Is it a realistic expectation that a risk-focussed advice practice should be able to develop a sustainable business model based on a combination of advice fees and commissions?
- No (63%)
- Yes (31%)
- Not sure (6%)
This poll is asking whether you think fees for risk advice will work.
Elixir Consulting’s new Adviser Pricing Models Research Report, which found that more advisers are building fees into their risk-only advice proposition has elicited huge debate from Riskinfo commentators in the past week (see: Fees for Risk Advice an Emerging Reality).
The report looks at the pricing models used by 273 advice businesses around Australia and at how advisers charge for their life insurance advice.
In focusing on the relevant findings for insurance-only advice the report found that 52 percent of advisers surveyed said they operate on a commission-only model and never charge a fee for insurance-only advice.
However, the report says this means 48 percent of the participating advisers charge fees of some sort. Of these the report says 17 percent charge fees alone; 21 percent give clients a choice of a fee or a commission while 62 percent charge fees in addition to commissions.
But this is hardly a new debate. Research from MetLife released in January 2020 suggested many Australians would prefer to pay an upfront free for life insurance advice if this translated into lower premiums over the lifetime of the policy (see: Fees versus Commissions).
At that time when we asked advisers about the proportion of clients they estimated would be prepared to pay a fee for life insurance advice an overwhelming majority shot down the notion, with 69 percent saying less than 20 percent of clients would (see: Fees For Risk Advice Not Realistic).
And as one commentator noted last week: “… I have proven to myself, as a pure risk adviser, fees do NOT work with risk client.
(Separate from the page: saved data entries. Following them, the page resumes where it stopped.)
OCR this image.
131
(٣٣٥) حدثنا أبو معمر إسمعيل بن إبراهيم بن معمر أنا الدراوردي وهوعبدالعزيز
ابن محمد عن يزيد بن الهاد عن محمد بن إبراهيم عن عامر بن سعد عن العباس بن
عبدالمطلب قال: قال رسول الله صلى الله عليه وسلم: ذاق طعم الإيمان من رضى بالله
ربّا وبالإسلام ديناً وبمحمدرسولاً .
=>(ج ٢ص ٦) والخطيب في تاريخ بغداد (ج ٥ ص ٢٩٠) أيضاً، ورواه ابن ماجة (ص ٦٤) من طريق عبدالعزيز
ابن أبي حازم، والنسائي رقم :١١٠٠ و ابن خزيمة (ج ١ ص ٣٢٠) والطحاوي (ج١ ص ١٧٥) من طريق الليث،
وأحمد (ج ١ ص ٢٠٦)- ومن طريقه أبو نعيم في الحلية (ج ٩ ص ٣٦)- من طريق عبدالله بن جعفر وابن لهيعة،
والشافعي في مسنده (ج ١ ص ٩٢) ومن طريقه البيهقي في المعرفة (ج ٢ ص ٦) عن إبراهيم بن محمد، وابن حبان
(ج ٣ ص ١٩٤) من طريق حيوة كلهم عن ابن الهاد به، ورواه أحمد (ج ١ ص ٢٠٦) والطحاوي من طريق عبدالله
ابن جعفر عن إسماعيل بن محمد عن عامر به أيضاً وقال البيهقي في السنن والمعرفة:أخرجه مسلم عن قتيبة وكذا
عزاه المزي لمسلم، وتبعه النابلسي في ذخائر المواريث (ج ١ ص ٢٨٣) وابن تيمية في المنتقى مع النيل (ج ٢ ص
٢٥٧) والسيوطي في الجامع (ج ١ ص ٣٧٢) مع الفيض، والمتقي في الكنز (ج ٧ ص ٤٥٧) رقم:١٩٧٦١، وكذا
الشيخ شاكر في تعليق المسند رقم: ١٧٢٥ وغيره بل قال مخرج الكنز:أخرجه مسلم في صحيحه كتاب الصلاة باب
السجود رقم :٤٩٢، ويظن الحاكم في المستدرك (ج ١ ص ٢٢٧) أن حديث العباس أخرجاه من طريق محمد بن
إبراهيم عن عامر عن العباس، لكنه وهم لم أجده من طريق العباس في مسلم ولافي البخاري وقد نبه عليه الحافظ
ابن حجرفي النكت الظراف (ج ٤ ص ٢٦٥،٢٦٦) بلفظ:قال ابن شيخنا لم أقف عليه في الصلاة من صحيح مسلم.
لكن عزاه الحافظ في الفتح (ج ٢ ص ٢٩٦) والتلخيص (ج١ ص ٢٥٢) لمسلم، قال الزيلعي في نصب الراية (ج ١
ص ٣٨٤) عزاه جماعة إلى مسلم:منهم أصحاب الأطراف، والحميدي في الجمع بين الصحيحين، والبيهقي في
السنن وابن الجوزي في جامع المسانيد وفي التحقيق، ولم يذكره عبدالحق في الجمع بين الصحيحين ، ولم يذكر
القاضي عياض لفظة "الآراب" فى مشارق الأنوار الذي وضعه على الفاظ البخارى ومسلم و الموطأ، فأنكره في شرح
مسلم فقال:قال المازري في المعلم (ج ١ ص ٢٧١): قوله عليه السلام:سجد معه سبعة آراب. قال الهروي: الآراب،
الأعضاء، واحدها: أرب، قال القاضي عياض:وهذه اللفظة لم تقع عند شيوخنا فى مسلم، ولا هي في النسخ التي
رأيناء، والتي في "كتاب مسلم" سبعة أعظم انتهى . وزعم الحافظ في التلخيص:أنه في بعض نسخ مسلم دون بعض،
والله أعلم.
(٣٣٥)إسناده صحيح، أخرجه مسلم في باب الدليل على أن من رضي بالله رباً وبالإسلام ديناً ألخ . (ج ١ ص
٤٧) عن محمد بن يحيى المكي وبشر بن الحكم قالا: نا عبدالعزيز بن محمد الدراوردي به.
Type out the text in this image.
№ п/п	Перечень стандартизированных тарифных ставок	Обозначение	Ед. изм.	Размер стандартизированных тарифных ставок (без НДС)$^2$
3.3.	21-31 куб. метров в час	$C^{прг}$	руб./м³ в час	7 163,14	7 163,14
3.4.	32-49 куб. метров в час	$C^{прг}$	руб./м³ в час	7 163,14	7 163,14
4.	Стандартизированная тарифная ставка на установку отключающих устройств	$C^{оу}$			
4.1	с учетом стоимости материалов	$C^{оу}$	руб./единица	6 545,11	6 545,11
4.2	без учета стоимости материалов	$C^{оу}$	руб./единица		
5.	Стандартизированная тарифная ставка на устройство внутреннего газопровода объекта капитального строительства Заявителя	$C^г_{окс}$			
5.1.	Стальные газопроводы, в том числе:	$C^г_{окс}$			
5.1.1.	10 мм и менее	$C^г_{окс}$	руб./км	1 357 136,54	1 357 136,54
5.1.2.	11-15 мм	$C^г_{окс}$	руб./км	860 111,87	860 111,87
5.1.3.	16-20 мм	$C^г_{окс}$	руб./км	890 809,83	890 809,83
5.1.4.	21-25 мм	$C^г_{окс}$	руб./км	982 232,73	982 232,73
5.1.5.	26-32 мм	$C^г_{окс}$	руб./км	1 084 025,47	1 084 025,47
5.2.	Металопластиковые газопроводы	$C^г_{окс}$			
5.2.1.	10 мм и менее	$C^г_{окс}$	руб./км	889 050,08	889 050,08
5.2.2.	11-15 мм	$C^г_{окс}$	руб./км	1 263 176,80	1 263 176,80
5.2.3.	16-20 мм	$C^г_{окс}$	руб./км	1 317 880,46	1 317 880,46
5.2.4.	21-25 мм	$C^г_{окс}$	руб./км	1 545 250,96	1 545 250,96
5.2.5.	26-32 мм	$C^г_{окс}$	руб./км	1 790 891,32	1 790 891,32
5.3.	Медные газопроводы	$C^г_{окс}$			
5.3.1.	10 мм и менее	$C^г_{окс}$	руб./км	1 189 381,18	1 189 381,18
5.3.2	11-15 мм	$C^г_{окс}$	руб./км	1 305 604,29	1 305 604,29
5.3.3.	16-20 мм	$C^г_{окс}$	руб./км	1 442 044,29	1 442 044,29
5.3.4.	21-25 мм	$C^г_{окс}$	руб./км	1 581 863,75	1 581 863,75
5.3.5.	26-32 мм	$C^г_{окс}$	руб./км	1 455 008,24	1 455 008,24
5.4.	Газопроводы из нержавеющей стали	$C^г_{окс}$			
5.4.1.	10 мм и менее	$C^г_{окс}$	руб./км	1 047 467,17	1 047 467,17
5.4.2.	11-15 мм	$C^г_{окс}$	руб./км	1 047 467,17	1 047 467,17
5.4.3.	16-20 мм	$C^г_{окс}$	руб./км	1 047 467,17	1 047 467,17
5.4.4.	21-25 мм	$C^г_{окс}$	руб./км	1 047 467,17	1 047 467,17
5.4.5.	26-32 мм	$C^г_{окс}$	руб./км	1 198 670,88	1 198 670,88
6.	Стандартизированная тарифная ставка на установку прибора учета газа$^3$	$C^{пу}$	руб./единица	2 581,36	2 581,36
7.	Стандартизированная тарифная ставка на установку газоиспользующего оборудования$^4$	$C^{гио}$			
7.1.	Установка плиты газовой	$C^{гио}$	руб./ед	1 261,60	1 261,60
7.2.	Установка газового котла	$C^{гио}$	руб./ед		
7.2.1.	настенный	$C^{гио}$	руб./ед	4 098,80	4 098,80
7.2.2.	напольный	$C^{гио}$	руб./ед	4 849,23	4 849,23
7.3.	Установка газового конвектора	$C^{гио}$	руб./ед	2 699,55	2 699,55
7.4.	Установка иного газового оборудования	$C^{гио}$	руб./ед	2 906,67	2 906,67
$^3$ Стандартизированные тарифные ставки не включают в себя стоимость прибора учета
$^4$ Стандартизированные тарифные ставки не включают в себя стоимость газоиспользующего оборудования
I spent 10 years attempting to swap over and always reverted to commissions for the mathematical reasons so well detailed by other commentators … I truly gave it my best and I had expert advice from investment advisers who successfully work on fees 100%. Risk clients simply cannot be converted to fees…”
Another commentator to our story stated: “… If you compare the cost of commission-paying policies to direct policies with similar features, they are not more expensive. In most cases they are actually cheaper, in spite of the commission. This is because direct insurers need to cover all the costs of onboarding and servicing a client. Commission paying policies outsource much of this work to advisers. But it is still a necessary product cost either way, whether it is absorbed internally by the insurer as an operating cost, or paid by commission to an adviser…”
So, do you think fees for risk advice would work? We are keen to know your views and will report back on the outcome next week…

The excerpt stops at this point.